1. On our clothesline, the linen bedcover sent to John’s mother from her mother after his family had emigrated to Canada from England in 1953. The bedcover is exactly the right weight for these warm August evenings. I don’t believe his grandmother made the cloth. It’s very large, hemstitched, and is banded with soft pink. But she did embroider the wreath of roses in its centre. When I met her in 1979, she was blind and quite blunt. She prided herself on her Yorkshire roots and I knew she didn’t much like me. To be fair? I didn’t much like her. Speaking bluntly meant she offered opinions on everything and it didn’t make for interesting conversation. But in the years since she died, I’ve grown to respect her. We have many of her tablecloths, each more beautiful than the last, and I understand something of how she tried to keep the lines of family communication open between England and Canada in the days before easy telephone calls and emails. She was not only alone but lonely. She’d moved from her home in Sheffield after her husband died to the Suffolk town of Felixstowe, which was where I met her when John and I visited her for a few days before a trip to Paris. She’d work for months stitching the cloths she’d send as gifts, the one vivid with spring and early summer flowers—daffodils, primula, poppies, violets; and the cream linen one with brown fanciful designs done in the most elegant stitches. There was the one that never arrived, the one she worked on for a whole year, her own design, picking up elements of the family’s blue willow china, packing it for Christmas and mailing it in plenty of time. Each time she wrote a letter to her daughter, she asked if it had arrived yet and it never did. I can only imagine it on the table of someone who received it by chance or error and I hope they love it as much as I would have. We have that china now and I can only imagine our plates on her blue cloth, pagodas and birds and lovers on a bridge between one time and another.

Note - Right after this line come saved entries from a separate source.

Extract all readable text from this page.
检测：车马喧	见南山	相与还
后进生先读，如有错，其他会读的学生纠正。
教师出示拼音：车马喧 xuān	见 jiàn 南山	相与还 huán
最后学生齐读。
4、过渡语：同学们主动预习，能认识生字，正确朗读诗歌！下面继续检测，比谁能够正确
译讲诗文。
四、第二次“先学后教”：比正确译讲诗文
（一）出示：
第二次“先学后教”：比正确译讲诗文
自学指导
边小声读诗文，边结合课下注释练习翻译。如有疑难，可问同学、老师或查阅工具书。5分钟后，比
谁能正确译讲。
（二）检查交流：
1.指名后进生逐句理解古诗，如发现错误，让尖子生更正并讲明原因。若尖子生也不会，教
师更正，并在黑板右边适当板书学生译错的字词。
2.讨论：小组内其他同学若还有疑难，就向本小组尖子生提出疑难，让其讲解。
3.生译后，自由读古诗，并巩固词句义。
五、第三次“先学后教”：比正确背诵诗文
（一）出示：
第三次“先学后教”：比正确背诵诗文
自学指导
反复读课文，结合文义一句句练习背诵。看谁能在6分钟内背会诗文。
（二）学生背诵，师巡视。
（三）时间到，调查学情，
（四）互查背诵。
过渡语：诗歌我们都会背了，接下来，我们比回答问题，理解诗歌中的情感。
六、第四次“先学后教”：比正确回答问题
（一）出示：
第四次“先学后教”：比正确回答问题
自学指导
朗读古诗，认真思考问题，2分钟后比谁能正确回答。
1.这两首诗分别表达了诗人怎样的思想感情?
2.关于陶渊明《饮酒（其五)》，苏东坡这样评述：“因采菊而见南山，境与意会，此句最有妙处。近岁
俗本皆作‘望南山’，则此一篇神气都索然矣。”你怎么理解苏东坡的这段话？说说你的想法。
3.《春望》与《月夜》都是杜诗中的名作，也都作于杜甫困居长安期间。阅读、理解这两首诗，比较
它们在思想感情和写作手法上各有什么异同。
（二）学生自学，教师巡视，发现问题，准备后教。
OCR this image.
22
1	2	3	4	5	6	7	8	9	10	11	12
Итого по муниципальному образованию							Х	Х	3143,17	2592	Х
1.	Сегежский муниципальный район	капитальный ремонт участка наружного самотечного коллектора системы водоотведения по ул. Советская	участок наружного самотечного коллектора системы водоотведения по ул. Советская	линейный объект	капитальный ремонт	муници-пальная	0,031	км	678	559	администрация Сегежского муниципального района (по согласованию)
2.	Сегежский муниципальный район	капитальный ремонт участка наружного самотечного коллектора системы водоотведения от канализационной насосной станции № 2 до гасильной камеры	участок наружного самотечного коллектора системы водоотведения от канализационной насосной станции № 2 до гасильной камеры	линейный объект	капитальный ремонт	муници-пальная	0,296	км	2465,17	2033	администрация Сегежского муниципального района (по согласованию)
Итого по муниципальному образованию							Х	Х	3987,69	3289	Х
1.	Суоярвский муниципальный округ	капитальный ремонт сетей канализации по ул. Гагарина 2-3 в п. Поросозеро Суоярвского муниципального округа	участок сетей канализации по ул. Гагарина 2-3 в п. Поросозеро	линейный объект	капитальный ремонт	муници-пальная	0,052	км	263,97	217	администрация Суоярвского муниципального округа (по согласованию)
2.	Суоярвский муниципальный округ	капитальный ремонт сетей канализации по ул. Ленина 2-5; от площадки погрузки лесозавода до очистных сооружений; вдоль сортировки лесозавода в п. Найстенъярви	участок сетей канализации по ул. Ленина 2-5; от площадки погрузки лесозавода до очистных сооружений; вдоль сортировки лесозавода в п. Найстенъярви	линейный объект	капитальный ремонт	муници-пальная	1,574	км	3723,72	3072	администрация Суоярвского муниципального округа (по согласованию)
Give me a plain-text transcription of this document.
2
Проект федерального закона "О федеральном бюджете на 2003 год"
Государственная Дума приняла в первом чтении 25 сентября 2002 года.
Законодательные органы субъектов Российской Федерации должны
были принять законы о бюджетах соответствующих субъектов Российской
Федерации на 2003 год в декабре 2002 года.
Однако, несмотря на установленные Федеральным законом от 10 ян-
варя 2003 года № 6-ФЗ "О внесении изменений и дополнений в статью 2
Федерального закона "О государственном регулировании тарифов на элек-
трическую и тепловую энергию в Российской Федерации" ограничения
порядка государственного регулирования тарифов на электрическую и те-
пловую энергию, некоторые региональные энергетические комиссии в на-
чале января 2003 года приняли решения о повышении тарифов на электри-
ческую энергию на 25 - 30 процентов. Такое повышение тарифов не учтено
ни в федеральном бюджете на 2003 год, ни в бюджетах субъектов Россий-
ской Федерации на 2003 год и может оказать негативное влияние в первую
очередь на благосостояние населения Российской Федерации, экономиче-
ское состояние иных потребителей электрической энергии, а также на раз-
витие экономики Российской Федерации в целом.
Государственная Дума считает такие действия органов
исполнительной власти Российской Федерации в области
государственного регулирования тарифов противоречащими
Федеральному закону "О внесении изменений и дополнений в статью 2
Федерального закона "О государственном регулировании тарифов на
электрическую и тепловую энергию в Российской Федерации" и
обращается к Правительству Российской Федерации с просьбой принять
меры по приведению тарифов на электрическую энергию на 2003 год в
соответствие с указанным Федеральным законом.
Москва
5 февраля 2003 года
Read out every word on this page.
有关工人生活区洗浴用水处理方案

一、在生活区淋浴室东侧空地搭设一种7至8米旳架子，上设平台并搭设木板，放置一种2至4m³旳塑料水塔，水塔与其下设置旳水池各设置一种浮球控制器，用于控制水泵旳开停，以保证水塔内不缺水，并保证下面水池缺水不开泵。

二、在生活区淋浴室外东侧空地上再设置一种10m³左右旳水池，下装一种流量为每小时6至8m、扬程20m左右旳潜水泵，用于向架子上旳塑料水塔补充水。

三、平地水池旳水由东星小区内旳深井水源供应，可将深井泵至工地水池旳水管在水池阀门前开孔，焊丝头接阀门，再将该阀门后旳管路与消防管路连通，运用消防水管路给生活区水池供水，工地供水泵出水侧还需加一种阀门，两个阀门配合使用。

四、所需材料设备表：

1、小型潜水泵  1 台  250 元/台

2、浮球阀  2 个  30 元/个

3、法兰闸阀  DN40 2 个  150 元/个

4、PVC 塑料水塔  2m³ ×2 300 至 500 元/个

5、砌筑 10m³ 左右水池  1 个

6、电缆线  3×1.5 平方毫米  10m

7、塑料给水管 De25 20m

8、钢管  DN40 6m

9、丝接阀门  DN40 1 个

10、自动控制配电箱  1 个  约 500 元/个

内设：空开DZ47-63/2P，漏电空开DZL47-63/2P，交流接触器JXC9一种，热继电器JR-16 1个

2. From a clump of dots inside jelly, turning to commas, then tadpoles, every year the emergence of Pseudacris regilla delights me. Many years the frogs lay their eggs in a claw-footed bathtub I keep as a little pond by the compost. This year I didn’t see any eggs among the flag irises, the marsh marigolds, scouring rush, and sedges growing in pots in the tub. We always have tree frogs around so I know they must be breeding nearby but when my grandsons were here from Ottawa, we saw 2, then 3, then 6 tiny frogs on leaves on the small deck by the front door. They are like jewels, the green of Oriental jade, inscribed with lines of bronze and gold, their bellies opal pink. This is the first year we’ve noticed them deep in the throats of the lilies growing in pots on the front deck and even when the flowers finish, the frogs like to perch on the fallen petals. Maybe the lilies attract tiny insects. Maybe the frogs are just suckers for the rich perfume of the Casablanca lilies. I made a little video of the frog doing exercises that looked suspiciously like yoga but for some reason I can’t embed it here. But imagine this one (the size of an almond) stretching first one leg, then another, and lifting its face up to the sky.
3. Strings holding tomato vines ripening in the sun, water from last night’s thunder storm falling in fast streams down the blue roof and into the water barrels, the lightning I saw at midnight, stitching sky to trees, and the six syllables of the great horned owl’s call in the small hours, the last one a grace note, stretching out and out and out until I was asleep again.
4. A hundred and two years ago my grandmother did her laundry in a shack on the south side of the Red Deer River. She had just given birth to a baby who would be dead by the following spring. In two months her husband and brother would also be dead. When I hang out the cloth made by my husband’s grandmother and when I bring it in later today to smooth over my bed, I will think of her washing her family’s clothes in water lugged up from the river, her 8 remaining children helping, or not, and how what we do is part of a long continuing line. We push the door open with our hip, balancing the basket on the other hip, and we do what we can to keep things clean, to make use of sunlight and wind, and to love each other as much as we can.
There were doors, small openings. The slag heaps where people brought home enough coal to heat their shacks. Coal seams ran under some of the houses and people could hear the picks below ground as they hung out laundry, fed their chickens. A door opens, someone is sweeping an earth floor, sweeping the crumbs out to the chickens, unpegging the sheets and diapers from the line. A few mended shirts are draped over bushes, their empty sleeves spread wide.
Oh, I love this!
I’m so glad.
Theresa, you are a wonderfully appreciative person. I read this as though it were written by a sister. Warmest thoughts to you until I return.
oops, I must have done something incorrectly because my message disappeared …
Basically, I said what an appreciative person you are and how very much I enjoyed reading this.
I’m so glad you enjoyed it, Diane! (For some reason, certain messages have to be moderated and yours are among those. I don’t understand why. So that’s why they disappear until I approve them. I’m going to try to figure this out because it doesn’t make any sense to me.)